Abstract
Understanding the structure of the water/metal interfaces plays an important role in many are as ranging from surface chemistry to environmental processes. Due to their intrinsic complexity, the water/metal interfaces cannot yet be adequately described by quantum mechanical approaches and accurate force-fields are therefore needed. We develop and parametrize GAL19, a novel force-field to describe the interaction of water with two facets (111 and 100) of five metals (Pt, Pd, Au, Ag, Cu). To increase transferability compared to its predecessor GAL17, the water-metal interaction is described as a sum of pair-wise terms. The interaction energy has three contributions: (i) physisorption is described via a Tang and Toennies potential, (ii) chemisorption and surface corrugation relies on an attractive Gaussian term and (iii) the angular dependence is explicitly included as a truncated Fourier series. 13 parameters are used for each metal surface and were fitted on 250 water adsorption energies computed at the PBE+dDsC level.

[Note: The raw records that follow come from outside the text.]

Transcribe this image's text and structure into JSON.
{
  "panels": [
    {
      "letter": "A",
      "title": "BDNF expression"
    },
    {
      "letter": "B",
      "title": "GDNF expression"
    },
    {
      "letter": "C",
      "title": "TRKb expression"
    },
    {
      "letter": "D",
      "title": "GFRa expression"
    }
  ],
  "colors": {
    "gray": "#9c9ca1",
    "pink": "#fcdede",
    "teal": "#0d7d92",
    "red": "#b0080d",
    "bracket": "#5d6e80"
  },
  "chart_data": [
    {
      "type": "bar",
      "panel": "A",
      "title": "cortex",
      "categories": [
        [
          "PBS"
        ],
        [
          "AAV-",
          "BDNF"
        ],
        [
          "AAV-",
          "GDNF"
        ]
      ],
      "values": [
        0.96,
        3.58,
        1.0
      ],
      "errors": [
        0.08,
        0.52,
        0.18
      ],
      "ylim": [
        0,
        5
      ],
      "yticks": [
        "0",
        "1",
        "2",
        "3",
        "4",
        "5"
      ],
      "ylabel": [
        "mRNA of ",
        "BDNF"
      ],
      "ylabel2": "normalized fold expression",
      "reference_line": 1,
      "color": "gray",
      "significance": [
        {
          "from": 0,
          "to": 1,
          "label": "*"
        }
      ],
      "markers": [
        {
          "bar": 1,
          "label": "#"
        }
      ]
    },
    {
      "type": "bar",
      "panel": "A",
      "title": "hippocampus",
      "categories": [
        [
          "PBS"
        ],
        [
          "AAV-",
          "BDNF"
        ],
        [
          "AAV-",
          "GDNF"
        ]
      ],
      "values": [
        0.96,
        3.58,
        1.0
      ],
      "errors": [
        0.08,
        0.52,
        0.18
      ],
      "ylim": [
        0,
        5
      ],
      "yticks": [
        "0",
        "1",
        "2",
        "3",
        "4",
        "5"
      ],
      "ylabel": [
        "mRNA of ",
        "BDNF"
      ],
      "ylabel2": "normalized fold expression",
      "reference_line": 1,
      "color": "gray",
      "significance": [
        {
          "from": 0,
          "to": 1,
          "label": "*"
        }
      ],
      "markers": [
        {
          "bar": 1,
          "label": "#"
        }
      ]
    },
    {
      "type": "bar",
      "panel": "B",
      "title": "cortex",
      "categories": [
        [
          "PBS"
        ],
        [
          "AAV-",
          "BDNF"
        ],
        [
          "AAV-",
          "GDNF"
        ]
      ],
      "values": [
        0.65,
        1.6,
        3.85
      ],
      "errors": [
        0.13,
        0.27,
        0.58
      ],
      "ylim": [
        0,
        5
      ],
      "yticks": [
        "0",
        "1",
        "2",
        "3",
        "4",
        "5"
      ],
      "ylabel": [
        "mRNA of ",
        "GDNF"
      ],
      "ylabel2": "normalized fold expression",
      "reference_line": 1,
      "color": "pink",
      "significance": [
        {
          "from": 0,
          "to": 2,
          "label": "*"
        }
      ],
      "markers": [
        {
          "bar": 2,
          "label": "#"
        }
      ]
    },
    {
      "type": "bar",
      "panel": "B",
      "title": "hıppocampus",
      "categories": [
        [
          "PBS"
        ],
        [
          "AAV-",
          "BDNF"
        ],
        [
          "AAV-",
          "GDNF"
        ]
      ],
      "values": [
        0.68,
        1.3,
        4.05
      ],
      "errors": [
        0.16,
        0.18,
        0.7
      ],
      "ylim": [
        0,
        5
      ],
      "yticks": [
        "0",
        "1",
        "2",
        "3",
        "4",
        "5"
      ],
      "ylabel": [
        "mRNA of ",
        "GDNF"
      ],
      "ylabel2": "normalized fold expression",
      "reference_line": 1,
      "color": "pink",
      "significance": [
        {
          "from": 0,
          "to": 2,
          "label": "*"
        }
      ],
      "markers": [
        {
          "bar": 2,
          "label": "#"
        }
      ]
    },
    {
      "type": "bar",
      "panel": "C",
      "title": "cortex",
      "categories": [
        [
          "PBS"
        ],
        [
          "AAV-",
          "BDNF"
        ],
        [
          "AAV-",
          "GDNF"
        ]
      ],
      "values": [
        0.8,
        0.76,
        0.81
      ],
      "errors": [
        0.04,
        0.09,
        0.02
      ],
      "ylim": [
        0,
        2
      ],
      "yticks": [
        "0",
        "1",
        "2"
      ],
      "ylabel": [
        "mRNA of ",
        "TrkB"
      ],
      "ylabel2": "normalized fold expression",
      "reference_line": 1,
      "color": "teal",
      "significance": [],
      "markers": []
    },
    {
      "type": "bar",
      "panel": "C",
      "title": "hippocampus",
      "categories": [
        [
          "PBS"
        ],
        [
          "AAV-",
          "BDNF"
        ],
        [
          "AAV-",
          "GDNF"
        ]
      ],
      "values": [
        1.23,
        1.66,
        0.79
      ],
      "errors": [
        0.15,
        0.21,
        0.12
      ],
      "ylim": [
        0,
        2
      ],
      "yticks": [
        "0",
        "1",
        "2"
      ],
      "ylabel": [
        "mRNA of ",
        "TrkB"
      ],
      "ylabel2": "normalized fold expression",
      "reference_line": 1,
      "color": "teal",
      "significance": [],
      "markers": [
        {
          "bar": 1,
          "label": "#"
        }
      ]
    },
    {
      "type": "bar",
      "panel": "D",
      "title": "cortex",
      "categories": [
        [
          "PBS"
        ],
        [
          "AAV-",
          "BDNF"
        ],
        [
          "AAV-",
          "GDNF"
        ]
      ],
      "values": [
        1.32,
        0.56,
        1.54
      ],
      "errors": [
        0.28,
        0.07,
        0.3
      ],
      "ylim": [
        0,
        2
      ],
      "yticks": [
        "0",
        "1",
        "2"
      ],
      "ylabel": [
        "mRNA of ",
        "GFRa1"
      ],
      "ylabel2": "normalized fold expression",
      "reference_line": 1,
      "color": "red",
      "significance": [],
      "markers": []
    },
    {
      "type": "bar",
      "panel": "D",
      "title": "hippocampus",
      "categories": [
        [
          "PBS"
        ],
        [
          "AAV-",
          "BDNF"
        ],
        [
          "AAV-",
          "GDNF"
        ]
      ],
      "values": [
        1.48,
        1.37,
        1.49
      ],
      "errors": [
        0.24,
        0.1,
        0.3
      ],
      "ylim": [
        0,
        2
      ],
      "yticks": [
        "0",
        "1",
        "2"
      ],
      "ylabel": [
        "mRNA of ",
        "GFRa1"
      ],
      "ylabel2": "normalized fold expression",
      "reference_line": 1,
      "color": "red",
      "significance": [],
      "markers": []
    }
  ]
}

The performance of GAL19 was evaluated on a set of more than 600 DFT adsorption energies for each surface, leading to an average root mean square deviation (RMSD) of only 1 kcal/mol, correctly reproducing the adsorption trends: strong on Pt and Pd but weaker on Ag, Au and Cu. This force-field was then used to simulate the water/metal interface for all ten surfaces for 1 ns. Structural analyses reveal similar tendencies for all surfaces: a first, dense water layer that is mostly adsorbed on the metal top sites, and a second layer up to around 6 Å, which is less structured. On Pt and Pd, the first layer is strongly organized with water lying flat on the surface. The pairwise additive functional form allows to simulate the water adsorption on alloys, which is demonstrated at the example of Ag/Cu and Au/Pt alloys. The water/Ag-Cu interface is predicted to be disordered with water mostly adsorbed on Cu which should exacerbate the Ag reactivity. On the contrary, incorporating Pt into Au materials leads to a structuring of the water interface. Our promising results make GAL19 an ideal candidate to get representative sampling of complex metal/water interfaces as a first step towards accurate estimation of free energies of reactions in solution at the metal interface.